In the face of growing challenges in agriculture due to pests and diseases, the need for advanced monitoring and forecasting techniques has become increasingly critical. Climate change, global trade, and the adaptation of pests to traditional control methods have further complicated this landscape. This Research Topic offers a collection of studies highlighting the latest advancements in pest and disease monitoring, focusing on the development and application of innovative algorithms, technologies, and practical solutions to mitigate the impact of these threats on agriculture.

Recent advances in deep learning, such as fast Fourier Convolutional Networks, have shown promise in distinguishing between similar symptoms like wheat yellow rust and nitrogen deficiency using Sentinel-2 time series data (Shi et al.). These techniques underscore the power of modern AI to refine diagnostic accuracy, which is crucial for early intervention and targeted management. Similarly, the spatial ensemble model has been employed to assess the potential risk zones of Pierce’s disease across Europe, integrating multiple data sources to offer more reliable predictions for pest management (Yoon et al.).

Within controlled environments, greenhouse-based pest monitoring has seen significant improvements due to the implementation of deep learning and machine vision (Zhang et al.). Automatic identification systems are now capable of real-time recognition of pests, thanks to the deployment of sophisticated neural networks. The integration of UAV technology with deep learning also extends pest monitoring capabilities to broader agricultural landscapes. For instance, studies on Brandt’s vole detection and counting via UAV-based systems exemplify the ability to efficiently monitor field conditions (Wu et al.), while multispectral imaging from UAVs provides detailed nutritional assessments, such as potassium levels in potato plants (Ma et al.).

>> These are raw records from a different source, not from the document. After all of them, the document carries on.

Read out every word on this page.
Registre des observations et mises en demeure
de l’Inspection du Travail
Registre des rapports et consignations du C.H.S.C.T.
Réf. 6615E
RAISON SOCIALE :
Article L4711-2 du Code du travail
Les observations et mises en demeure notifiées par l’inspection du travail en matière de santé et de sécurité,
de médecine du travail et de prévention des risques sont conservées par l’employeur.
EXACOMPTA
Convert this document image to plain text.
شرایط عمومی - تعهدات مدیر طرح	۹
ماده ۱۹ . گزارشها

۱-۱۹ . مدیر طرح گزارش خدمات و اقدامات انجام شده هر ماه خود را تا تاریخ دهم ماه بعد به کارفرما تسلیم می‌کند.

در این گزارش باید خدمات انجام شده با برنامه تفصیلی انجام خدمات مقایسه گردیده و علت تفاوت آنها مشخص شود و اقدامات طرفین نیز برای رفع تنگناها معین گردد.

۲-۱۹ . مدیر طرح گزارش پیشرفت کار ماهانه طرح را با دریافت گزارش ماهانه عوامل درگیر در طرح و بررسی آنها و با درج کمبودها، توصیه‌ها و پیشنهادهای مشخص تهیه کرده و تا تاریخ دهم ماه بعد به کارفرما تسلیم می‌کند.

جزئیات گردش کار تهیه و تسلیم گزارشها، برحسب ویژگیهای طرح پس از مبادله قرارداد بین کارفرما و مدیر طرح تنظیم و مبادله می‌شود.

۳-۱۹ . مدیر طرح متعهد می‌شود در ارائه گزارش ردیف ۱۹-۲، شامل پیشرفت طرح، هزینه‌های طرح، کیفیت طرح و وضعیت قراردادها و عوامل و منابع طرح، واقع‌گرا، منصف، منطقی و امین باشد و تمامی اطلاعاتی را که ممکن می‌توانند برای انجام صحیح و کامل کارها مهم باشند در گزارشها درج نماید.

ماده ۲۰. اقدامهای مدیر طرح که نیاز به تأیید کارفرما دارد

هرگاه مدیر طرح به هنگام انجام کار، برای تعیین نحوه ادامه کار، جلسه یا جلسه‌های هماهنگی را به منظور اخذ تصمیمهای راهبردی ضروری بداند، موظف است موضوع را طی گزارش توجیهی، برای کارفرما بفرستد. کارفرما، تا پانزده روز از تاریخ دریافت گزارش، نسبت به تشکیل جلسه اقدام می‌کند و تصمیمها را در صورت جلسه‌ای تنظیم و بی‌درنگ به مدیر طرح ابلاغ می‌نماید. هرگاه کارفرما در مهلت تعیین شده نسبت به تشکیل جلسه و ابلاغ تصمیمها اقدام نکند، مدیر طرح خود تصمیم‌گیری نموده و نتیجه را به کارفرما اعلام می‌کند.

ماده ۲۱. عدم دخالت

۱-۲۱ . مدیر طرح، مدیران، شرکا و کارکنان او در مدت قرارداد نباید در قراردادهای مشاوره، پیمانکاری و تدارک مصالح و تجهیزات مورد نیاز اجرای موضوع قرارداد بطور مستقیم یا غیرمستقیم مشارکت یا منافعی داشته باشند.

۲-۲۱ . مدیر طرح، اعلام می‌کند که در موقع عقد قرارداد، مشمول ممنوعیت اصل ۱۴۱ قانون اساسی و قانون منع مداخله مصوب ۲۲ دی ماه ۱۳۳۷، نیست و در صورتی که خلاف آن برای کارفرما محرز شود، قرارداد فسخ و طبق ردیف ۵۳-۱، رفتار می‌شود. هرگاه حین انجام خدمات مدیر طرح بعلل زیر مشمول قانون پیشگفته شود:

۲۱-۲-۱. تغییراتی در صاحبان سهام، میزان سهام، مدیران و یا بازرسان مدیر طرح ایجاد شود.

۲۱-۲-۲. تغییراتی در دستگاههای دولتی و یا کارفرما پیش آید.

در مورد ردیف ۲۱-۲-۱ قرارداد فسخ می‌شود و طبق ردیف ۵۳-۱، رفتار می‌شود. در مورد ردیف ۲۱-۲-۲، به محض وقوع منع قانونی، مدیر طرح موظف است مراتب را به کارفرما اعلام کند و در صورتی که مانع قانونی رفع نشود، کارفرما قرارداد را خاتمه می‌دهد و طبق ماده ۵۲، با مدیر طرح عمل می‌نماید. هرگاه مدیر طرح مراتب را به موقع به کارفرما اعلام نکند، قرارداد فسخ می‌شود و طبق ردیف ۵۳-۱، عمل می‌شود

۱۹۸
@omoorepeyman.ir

Machine learning architectures have also been developed to handle complex diagnostic tasks in challenging environments (Liu et al.). Techniques like the multi-scale double-branch GAN-ResNet for rice pest identification demonstrate the application of advanced algorithms in complex scenarios, including those with variable backgrounds (Hu et al.). Other lightweight deep learning models, such as MS-Net, are designed to be both accurate and efficient, focusing on optimizing computational resources without compromising precision (Quan et al.).

The fusion of multispectral and hyperspectral data has shown great potential in early disease detection across different crop types and ecosystems. The MSGF-GLP method, for example, utilizes visible and hyperspectral data to identify stressed vegetation, enhancing early detection capabilities (Zhou et al.). These approaches highlight the increasing role of spectral data in disease management, offering more nuanced insights into plant health (Huang et al.).

Field-based applications of these technologies have also made considerable strides. Studies on the penetration of fog droplets in fruit tree canopies (Sun et al.) reveal the multifactorial elements affecting pesticide delivery efficiency. These findings are crucial for improving precision agriculture, allowing targeted interventions that minimize pesticide use while maximizing coverage. Lightweight models like the enhanced CNN (Dai et al.) for pepper leaf disease recognition showcase how AI can be applied to specific crops, even in complex agricultural settings. Similarly, research on weed identification in soybean fields using lightweight segmentation models such as DCSAnet demonstrates (Yu et al.) the application of optimized AI architectures in practical field conditions.

The rise of mobile applications powered by AI, such as GranoScan (Dainelli et al.) for in-field wheat threat identification, reflects the growing trend of democratizing technology for farmers. These tools provide accessible and accurate diagnostic capabilities, empowering agricultural stakeholders with real-time data. Likewise, the development of UAV spraying systems (Liu et al.) that account for pest activity patterns, such as thrips during the cotton flowering period, illustrates the synergy between automated technologies and pest behavior research. Additionally, a risk-based regionalization approach has been proposed for the area-wide management of HLB vectors in the Mediterranean Basin (Galvan et al.), offering a strategic perspective to mitigate the spread of disease.

The Research Topic also addresses challenges associated with AI applications in pest monitoring. Issues such as complex environments, small object detection, and the variability of natural conditions continue to test the limits of current technologies. Innovations like the Skip DETR model (Liu et al.), which integrates skip connections for small object detection, and the adaptive filtering fusion method for pest recognition, indicate ongoing efforts to overcome these obstacles (Chen et al.).

In summary, this Research Topic offers a comprehensive overview of current innovations in pest and disease monitoring. The articles included emphasize the growing role of AI, machine learning, and advanced imaging technologies in modern agriculture. Together, these studies not only demonstrate the effectiveness of cutting-edge solutions but also underline the importance of continued collaboration across disciplines to address the evolving challenges in pest and disease management.